If you can't see yourself in your neighbor, see Christ in them.

We know we're supposed to Love our neighbor. That principle is one of the anchor ideas in the Bible. Let's assume we agree that it's a good thing to do. But, it's obvious that it is a great struggle for most everyone on the planet to do well. So, how do you love your neighbor? There's two answers to be found, each in the same Bible.

Love your neighbor as yourself, reads the command (Mark 12.31).

To do this, at the most basic level, you need to see your neighbor like you see yourself (we also remind ourselves that we need to have a basic love for ourselves for this to work ... but the principle is powerful no matter what, because everybody - even the self-haters - function in a selfish mode). So, in whatever way you love and care for yourself, even if very basic, you can and should do that for others ... see that they're fed, clothed, cared for. Compassion and gracious love are possible when we 'put ourselves in their shoes'. God identified with us in this way, by condescending to live in our skin, to put himself in our shoes. This is one way of describing the arrival of Jesus Christ. He's the great high priest who lived the very same life that we do.

But, what if we can't at all see ourselves in our neighbor? What if we have one color skin and our neighbor has another? What if our bank account is one size and theirs is another? What if we buy our clothes off this rack and they buy theirs off that rack? What if our home looks like this and their home looks like that? Hear what I'm saying?

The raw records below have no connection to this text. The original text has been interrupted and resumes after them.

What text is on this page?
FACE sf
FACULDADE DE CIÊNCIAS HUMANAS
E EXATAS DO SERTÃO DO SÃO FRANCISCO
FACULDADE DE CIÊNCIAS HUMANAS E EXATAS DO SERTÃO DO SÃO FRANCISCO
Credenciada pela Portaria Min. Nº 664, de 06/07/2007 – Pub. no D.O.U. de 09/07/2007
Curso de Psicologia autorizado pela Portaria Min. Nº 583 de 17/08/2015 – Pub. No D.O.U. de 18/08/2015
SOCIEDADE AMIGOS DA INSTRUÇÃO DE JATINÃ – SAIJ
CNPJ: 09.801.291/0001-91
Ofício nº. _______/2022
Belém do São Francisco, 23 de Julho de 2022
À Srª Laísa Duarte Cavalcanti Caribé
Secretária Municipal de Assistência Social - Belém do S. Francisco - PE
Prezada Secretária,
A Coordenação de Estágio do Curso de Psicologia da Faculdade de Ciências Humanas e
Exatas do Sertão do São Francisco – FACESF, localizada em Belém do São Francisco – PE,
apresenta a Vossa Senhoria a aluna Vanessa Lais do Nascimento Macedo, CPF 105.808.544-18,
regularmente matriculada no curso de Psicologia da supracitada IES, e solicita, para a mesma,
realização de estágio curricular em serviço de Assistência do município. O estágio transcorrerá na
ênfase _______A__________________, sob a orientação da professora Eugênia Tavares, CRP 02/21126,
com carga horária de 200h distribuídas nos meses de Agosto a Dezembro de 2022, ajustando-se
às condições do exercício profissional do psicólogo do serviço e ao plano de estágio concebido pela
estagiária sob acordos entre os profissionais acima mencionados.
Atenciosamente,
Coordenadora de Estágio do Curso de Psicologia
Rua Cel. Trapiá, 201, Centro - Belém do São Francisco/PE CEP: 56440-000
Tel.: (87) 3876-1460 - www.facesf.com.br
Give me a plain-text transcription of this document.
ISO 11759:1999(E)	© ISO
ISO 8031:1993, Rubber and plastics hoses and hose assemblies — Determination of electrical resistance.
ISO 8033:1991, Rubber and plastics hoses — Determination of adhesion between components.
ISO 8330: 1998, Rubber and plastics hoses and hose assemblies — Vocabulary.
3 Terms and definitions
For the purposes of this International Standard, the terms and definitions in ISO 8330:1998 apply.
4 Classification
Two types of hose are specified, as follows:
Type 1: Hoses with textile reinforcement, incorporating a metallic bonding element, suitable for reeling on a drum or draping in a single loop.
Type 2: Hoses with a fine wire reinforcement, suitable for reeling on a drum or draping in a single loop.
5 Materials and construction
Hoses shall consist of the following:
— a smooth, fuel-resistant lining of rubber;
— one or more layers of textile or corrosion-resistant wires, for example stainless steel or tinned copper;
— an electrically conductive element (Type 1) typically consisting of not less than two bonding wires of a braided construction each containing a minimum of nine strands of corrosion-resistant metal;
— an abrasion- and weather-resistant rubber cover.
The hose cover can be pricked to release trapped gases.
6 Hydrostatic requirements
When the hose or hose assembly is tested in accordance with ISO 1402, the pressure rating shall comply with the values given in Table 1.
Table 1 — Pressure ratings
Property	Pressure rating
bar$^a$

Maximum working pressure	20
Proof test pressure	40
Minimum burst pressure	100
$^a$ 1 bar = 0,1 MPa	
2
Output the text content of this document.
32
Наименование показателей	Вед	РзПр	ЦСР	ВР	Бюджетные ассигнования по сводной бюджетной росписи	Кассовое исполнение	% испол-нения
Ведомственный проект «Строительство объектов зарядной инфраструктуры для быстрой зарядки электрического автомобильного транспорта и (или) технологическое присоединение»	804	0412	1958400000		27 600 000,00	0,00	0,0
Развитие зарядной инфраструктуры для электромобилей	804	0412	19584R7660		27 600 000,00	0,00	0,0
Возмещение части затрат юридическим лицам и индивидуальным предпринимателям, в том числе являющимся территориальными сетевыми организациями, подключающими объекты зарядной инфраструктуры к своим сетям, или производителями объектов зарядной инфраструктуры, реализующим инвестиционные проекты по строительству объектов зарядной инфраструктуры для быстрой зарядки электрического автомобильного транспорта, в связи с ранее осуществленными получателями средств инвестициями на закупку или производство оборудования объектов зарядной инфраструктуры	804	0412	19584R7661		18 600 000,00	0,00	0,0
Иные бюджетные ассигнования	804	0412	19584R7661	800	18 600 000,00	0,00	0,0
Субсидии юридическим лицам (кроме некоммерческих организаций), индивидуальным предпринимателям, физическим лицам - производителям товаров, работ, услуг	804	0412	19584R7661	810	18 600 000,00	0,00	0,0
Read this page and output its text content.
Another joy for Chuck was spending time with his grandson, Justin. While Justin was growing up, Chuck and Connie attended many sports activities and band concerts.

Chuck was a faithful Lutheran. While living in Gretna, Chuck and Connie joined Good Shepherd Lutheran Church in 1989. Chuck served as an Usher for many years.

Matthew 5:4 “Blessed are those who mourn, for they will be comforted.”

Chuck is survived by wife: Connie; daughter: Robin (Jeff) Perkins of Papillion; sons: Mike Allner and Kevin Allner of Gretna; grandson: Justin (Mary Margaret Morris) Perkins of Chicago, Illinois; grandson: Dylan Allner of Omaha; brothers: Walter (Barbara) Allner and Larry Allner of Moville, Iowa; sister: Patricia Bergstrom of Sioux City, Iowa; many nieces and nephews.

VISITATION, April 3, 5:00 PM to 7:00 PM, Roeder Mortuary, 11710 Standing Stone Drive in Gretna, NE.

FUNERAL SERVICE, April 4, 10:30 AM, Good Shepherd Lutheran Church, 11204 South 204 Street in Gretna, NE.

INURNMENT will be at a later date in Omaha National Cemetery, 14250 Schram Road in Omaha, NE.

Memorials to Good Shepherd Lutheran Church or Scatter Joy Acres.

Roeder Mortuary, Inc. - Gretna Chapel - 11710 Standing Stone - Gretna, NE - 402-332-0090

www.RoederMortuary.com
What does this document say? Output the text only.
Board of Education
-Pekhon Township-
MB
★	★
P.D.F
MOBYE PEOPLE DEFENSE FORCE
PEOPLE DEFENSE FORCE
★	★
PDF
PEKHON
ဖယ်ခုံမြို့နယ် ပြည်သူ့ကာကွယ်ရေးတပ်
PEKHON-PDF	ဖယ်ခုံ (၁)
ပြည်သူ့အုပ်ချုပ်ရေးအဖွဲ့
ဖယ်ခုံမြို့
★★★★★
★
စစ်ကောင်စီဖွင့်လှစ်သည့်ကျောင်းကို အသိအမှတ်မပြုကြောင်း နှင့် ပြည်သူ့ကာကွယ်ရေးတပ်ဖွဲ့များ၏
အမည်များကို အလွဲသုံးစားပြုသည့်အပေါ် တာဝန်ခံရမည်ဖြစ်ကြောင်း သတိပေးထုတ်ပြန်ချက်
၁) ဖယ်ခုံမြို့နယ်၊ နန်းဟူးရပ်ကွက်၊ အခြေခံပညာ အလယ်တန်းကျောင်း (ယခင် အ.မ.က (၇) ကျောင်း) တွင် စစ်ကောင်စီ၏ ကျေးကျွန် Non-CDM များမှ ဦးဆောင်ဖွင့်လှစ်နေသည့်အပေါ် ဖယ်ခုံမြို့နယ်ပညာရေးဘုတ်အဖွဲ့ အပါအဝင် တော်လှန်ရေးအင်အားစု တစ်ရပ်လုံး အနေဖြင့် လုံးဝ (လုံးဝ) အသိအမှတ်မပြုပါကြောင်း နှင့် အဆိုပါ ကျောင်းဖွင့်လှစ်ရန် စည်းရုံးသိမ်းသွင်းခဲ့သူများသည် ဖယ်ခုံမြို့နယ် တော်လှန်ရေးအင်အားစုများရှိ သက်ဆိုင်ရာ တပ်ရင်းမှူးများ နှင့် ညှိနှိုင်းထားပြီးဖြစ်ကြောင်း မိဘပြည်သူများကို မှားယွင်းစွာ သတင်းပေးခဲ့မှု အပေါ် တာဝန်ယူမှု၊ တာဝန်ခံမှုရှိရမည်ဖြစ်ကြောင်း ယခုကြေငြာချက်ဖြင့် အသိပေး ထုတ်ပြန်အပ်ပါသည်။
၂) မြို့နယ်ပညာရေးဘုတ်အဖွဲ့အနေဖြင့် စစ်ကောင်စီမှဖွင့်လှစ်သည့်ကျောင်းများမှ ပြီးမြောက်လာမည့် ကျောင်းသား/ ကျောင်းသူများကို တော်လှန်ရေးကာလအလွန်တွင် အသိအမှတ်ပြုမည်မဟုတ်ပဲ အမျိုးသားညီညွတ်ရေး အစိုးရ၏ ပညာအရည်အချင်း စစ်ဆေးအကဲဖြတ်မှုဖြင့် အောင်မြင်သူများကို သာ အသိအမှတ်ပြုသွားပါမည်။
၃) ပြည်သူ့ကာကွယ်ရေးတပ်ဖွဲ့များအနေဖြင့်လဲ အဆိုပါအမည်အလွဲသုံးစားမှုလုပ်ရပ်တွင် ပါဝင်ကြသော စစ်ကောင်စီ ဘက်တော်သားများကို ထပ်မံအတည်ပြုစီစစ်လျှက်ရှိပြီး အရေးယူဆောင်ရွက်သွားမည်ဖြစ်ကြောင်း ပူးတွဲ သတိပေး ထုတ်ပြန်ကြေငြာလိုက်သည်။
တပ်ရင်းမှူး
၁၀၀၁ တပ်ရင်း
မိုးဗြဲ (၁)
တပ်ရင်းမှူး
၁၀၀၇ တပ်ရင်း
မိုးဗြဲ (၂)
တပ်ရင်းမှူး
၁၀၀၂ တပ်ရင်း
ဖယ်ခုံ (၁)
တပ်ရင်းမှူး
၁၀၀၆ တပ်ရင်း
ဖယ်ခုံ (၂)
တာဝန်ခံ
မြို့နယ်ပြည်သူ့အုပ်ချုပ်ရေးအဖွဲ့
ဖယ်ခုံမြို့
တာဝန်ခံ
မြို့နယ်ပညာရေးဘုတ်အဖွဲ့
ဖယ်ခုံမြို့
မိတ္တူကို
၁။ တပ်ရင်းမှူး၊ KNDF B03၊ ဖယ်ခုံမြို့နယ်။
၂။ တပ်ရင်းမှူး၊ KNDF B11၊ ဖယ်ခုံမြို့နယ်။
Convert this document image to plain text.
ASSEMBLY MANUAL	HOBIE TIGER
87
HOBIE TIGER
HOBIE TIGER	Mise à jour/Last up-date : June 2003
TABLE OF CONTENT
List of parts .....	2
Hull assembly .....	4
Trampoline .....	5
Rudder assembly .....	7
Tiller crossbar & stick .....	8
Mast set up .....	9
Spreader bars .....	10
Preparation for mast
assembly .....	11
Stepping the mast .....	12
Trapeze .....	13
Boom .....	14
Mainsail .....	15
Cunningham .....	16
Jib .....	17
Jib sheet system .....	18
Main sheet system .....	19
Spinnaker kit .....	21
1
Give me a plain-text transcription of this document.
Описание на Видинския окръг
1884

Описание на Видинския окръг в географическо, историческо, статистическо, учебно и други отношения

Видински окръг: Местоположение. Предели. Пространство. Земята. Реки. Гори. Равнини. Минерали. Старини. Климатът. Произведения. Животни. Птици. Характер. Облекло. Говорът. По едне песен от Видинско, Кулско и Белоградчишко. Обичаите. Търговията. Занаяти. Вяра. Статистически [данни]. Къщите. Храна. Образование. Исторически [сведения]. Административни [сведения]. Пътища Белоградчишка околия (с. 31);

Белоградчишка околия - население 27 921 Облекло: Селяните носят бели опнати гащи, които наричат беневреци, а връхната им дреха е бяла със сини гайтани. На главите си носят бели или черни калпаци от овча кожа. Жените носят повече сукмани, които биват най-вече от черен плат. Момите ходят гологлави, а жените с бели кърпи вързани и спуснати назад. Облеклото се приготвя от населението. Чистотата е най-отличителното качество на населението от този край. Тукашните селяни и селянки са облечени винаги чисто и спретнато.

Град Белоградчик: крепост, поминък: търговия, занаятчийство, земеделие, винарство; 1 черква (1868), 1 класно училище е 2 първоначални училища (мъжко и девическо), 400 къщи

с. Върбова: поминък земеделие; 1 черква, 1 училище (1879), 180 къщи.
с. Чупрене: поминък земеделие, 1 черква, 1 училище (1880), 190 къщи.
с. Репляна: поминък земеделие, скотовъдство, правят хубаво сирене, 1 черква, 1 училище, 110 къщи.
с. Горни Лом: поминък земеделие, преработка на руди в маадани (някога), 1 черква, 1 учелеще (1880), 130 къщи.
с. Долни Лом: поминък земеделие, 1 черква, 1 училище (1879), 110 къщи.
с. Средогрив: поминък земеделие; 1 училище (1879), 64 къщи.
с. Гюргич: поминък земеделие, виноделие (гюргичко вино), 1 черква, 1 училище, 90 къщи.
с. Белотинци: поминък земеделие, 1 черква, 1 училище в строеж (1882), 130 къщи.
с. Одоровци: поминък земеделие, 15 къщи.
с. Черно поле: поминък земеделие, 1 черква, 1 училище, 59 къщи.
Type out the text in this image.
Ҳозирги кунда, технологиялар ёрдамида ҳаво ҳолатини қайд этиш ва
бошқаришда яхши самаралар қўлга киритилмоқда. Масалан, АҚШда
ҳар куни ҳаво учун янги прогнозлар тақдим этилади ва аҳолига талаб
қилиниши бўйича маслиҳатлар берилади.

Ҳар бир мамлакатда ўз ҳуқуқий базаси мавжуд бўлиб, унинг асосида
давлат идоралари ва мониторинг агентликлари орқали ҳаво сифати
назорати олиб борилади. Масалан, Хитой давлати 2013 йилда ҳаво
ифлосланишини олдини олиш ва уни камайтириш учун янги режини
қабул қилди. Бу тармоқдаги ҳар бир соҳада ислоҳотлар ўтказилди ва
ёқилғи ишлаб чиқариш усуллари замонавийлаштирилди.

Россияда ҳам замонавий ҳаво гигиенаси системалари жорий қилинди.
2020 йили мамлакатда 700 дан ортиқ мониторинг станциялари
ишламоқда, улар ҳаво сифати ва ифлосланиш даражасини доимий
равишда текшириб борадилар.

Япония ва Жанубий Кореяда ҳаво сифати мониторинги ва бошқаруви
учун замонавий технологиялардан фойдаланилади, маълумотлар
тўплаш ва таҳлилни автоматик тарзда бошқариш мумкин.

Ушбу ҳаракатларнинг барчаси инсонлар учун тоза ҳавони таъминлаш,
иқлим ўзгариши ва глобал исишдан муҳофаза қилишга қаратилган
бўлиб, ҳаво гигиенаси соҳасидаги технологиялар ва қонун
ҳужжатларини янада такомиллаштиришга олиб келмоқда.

There will always be a kind of person who's shoes we wouldn't want to get into! If that's true of us, are we off the hook? Not at all.

"Then [Jesus] will also say to those on his left, 'Depart from me, accursed ones ..., for I was hungry, and you gave me nothing to eat; I was thirsty, and you gave me nothing to drink; I was a stranger, and you did not invite me in; naked and you did not clothe me; sick, and in prison, and you did not visit me ...'" (Mt. 25.41f)

When the unhappy audience at this talk protested and asked, "When did we fail to do these things?", Jesus said, in essence, 'every time you didn't do it for the person least like you, you failed to do it for me.' How is this so? because Jesus is there in that moment. Jesus is present with the other, especially the suffering, the poor, the weak, the hungry, and the just plain funky. Jesus is present in the very moment we encounter others who are very unlike us -- he's pulling for us, just as he is fighting for them.

So, when we can't identify with our neighbors (near or far), when we can't imagine what it's like in their shoes (because we'd never be caught dead in those shoes) ... when we simply can't see ourselves in our neighbors ... that is when it's really important to see Christ in them.